Cubans Identify With Terrorism, Call for Justice

Aired October 06, 2001 - 17:23   ET

THIS IS A RUSH TRANSCRIPT. THIS COPY MAY NOT BE IN ITS FINAL FORM AND MAY BE UPDATED.


THIS IS A RUSH TRANSCRIPT. THIS COPY MAY NOT BE IN ITS FINAL FORM AND MAY BE UPDATED.
MARTIN SAVIDGE, CNN ANCHOR: Cuba says that it is no stranger to terrorists and today brings back an especially bitter memory. Twenty- five years ago a Cuban passenger jet was blown up over the Caribbean. The terrorists have never been caught but Cuba says it knows who is to blame.

CNN's Lucia Newman explains.

(BEGIN VIDEOTAPE)

LUCIA NEWMAN, CNN CORRESPONDENT: Waving flags and wearing tee shirts reading "Justice for the Martyrs" tens of thousands of Cubans rallied at a government organized demonstration to commemorate this nation's most traumatic experience with terrorism.

Cardros Cadwee (ph) recalls it too well. He was only 14 when his father, then head of Cuban's youth fencing team died when two bombs exploded in a Cubana Airlines passenger jet near Barbados, killing all 73 onboard.

"In many ways I can understand what's happening in the United States," he says, "because it's similar to what we suffered and what we are still to this day suffering.

NEWMAN: What most infuriates the victim's relatives, who this week held a memorial at Havana's cemetery, is that 25 years after the plane bombing the culprits are still at large.

Orlando Bosch, a long-time advocate of violence to overthrow Cuba's communist government was one of two accused of being intellectual authors of the attack. Today he lives in Miami.

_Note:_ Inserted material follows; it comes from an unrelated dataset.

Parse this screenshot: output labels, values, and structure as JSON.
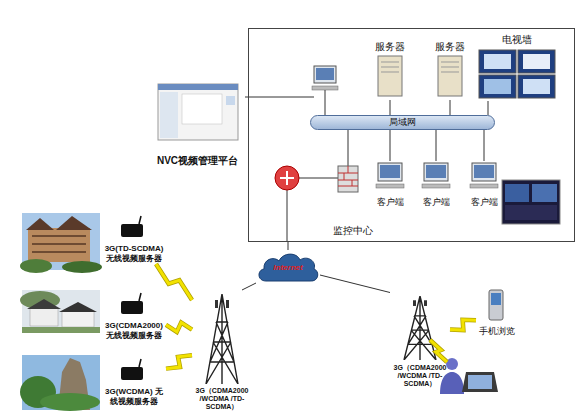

Although a Venezuelan court acquitted Bosch after holding him in prison for 11 years, the U.S. Justice Department described him as a dangerous and resolute terrorist when it rejected his application for asylum in the United States.

"His actions have been those of a terrorist, unfettered by law or human decency -- threatening and inflicting violence without regard to the identity of his victims," reads the 1989 Justice Department report. But Bosch was never deported thanks to a pardon months later from President George Bush, Sr. in 1990.

Now in the wake of September 11 tragedy Cuba has seized the moment to insist Washington stop harboring Cuban exile groups Havana claims have been launching terrorist acts against Cuba from U.S. soil for decades.

FIDEL CASTRO, PRESIDENT OF CUBA: We have the full moral authority and the right to demand the end of terrorism against Cuba.

NEWMAN: Opponents dismiss Castro's claims that Washington uses a double standard in fighting terrorism.

REP. ELIANA ROSS-LEIGHTENIN (R), FLORIDA: To say that the Miami exile community is involved in terrorist activities and to put them in the same level as Osama bin Laden who's just killed over 6,000 innocent civilians is absolutely ludicrous.

NEWMAN: But Cuba says it's not the number of victims that's important. Be it opportune or simply political opportunism, the campaign to demand that Washington be less tolerant of Cuba's enemies that live within the United States is just beginning. Lucia Newman, CNN, Havana.